In article <1991Nov20.101023.26008@rdg.dec.com> goodwin@oyez.enet.dec.com (Pete Goodwin) writes:
>[stuff about !PVray]
>
>Got ARM code for square roots? 8)
I haven't any code, but it shouldn't be too difficult for you to write some. The algorithm I'd use would be a Newton-Raphson iteration scheme designed to solve x^2=z. (Whether this is the fastest method I don't know)
The way this works is you make a guess for sqrt(z), say x_0. (The guess can be very rough, I'd do something like find out how many bits in z (say there were 23) half that (11 or 12) and then guess x_0 (2^11 or 2^12.)
One then makes successive approximations via
x_{n+1} = x_{n} - (x_{n}^2 - z)/2/x_{n}
This scheme will converge very rapidly to sqrt(z) if your initial guess is at all close to z (give or take a factor of 2 or 4 is close enough). You might want to write (x_{n}^2-z) as (x_{n}+z)*(x_{n}-z) it might be quicker (I've no idea).
As an example: if z=529020918
and we guess x0=16384 then we find x1=24336.43719 x2=23037.12504 x3=23000.48392 x4=23000.45473 x5=23000.45473 x6=23000.45473
so you can see 4 or maybe 5 iterations at most is enough.
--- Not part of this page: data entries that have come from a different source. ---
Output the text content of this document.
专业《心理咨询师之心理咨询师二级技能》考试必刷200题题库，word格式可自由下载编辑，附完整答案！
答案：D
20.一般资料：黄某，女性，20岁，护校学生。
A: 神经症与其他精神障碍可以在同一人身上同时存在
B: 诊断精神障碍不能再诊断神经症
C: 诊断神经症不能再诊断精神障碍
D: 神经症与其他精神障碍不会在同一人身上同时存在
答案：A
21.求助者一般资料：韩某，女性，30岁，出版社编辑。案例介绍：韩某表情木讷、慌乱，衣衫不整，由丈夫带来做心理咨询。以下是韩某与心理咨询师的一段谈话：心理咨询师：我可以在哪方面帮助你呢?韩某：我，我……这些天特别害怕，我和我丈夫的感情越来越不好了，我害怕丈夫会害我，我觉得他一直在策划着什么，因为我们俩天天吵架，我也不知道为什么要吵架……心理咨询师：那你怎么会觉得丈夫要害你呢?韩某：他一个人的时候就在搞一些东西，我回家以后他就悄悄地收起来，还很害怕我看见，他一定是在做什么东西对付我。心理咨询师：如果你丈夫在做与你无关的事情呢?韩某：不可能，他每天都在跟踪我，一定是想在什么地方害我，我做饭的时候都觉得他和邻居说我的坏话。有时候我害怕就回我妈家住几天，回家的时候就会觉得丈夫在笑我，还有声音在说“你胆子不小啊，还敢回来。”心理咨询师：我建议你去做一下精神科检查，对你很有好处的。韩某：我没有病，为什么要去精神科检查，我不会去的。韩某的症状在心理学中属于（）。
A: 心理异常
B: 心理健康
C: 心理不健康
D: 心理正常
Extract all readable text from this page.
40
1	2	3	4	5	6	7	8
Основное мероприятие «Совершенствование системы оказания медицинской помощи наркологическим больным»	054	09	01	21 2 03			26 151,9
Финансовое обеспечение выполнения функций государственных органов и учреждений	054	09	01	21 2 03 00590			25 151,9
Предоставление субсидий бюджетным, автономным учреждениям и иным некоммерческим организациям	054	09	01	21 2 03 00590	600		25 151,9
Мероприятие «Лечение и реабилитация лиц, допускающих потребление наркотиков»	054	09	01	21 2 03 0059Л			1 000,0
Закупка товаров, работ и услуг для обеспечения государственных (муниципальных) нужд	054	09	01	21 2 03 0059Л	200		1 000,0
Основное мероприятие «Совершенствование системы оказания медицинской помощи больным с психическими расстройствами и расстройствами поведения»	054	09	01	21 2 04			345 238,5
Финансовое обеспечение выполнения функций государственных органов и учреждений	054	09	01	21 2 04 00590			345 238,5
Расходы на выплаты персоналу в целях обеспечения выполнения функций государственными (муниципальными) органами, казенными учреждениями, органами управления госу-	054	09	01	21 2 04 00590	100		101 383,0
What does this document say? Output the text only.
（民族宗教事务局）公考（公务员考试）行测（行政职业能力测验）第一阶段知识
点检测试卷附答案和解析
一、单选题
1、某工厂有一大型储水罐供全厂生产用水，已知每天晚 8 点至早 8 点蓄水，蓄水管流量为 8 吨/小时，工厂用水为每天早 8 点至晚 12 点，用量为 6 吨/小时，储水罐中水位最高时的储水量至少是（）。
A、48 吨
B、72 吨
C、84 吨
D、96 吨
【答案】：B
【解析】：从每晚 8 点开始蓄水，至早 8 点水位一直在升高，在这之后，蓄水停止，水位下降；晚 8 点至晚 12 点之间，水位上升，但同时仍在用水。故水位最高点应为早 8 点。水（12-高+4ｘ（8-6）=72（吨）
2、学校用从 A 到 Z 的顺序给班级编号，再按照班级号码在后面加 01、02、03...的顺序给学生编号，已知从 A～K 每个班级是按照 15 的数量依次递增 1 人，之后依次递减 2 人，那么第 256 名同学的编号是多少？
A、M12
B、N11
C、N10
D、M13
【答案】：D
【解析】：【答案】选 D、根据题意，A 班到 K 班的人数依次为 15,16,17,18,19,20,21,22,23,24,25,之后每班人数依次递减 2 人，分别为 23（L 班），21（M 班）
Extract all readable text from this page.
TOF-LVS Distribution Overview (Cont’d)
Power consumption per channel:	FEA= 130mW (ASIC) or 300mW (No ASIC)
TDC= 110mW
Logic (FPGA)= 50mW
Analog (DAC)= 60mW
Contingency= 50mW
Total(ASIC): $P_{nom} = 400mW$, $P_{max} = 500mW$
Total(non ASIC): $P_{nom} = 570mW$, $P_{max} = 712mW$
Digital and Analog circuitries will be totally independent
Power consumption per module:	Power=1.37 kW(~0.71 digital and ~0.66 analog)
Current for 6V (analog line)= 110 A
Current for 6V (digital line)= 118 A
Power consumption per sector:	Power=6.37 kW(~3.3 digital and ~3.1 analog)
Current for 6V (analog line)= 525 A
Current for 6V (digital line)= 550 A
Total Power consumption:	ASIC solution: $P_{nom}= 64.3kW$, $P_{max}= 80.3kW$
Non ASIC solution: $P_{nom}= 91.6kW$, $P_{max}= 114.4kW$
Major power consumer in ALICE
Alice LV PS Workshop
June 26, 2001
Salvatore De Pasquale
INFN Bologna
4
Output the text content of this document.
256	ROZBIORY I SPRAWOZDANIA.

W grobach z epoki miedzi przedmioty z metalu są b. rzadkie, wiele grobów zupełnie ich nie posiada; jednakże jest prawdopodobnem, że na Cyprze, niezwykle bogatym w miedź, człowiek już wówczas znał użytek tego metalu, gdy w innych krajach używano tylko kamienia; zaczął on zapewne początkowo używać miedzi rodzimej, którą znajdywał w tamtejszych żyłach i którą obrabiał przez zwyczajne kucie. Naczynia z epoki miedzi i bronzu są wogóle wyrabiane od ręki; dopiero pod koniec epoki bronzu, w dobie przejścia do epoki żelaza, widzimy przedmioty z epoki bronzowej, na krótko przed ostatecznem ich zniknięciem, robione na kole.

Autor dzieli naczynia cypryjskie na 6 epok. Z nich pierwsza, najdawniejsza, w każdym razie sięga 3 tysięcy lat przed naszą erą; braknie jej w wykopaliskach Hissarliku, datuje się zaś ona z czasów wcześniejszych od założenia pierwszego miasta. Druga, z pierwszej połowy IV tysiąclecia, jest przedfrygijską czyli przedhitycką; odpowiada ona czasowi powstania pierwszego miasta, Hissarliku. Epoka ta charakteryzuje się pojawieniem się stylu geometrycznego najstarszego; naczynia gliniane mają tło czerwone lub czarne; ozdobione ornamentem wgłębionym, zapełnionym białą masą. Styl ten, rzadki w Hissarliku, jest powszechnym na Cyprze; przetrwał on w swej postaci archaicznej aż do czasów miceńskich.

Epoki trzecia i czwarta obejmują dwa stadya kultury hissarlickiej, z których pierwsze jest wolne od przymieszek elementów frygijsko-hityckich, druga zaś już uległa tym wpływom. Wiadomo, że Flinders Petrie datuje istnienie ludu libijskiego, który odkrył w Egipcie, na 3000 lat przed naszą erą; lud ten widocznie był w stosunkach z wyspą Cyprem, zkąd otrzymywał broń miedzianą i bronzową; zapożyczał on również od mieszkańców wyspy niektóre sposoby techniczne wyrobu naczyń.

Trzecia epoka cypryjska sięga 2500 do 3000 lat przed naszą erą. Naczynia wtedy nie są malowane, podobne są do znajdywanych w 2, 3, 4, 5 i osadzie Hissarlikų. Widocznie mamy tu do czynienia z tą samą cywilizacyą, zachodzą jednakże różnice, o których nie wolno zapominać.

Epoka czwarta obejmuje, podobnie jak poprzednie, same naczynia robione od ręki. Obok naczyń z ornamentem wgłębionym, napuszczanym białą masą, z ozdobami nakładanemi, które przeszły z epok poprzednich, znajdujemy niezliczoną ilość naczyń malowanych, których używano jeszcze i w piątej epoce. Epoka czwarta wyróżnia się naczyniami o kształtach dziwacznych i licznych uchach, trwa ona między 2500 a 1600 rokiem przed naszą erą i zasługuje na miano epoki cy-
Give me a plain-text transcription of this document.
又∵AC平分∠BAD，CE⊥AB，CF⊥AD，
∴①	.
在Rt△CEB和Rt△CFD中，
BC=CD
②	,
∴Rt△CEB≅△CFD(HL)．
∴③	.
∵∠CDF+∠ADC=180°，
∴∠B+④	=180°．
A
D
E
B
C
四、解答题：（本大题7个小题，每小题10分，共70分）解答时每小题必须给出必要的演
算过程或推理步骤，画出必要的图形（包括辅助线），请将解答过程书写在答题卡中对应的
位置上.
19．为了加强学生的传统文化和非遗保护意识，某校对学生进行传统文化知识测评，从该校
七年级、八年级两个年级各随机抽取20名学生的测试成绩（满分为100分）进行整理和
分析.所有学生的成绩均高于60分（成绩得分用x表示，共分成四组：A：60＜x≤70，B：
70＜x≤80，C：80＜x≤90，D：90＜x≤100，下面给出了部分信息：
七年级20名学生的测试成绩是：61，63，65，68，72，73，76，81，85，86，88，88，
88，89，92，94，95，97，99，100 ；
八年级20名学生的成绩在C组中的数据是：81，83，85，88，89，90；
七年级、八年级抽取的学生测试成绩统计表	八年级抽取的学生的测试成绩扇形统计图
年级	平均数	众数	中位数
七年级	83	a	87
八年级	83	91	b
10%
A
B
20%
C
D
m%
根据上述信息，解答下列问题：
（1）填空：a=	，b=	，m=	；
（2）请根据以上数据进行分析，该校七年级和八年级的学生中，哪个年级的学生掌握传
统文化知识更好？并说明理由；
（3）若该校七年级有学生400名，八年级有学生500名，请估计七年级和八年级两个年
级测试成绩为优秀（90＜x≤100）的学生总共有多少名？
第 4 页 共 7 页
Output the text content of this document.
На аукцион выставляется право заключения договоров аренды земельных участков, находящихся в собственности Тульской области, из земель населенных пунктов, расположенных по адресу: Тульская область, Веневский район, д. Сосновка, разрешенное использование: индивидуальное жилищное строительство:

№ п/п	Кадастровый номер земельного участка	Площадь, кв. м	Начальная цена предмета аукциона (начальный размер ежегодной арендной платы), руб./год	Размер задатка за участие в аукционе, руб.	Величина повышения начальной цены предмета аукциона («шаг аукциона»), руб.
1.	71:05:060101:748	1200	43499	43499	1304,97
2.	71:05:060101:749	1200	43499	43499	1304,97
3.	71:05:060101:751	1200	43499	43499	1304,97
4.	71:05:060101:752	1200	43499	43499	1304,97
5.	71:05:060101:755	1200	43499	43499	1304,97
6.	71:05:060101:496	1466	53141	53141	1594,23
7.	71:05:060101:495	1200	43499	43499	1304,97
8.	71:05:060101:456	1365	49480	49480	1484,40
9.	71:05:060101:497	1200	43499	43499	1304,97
Each iteration (if you arrange things *carefully*) will need only a 16x16 bit multiply and a 32x16 bit divide.
Graeme Williams
>In article <1991Nov20.101023.26008@rdg.dec.com> goodwin@oyez.enet.dec.com (Pete Goodwin) writes:
>>[stuff about !PVray]
>>
>>Got ARM code for square roots? 8)
>
>I haven't any code, but it shouldn't be too difficult for you to write some.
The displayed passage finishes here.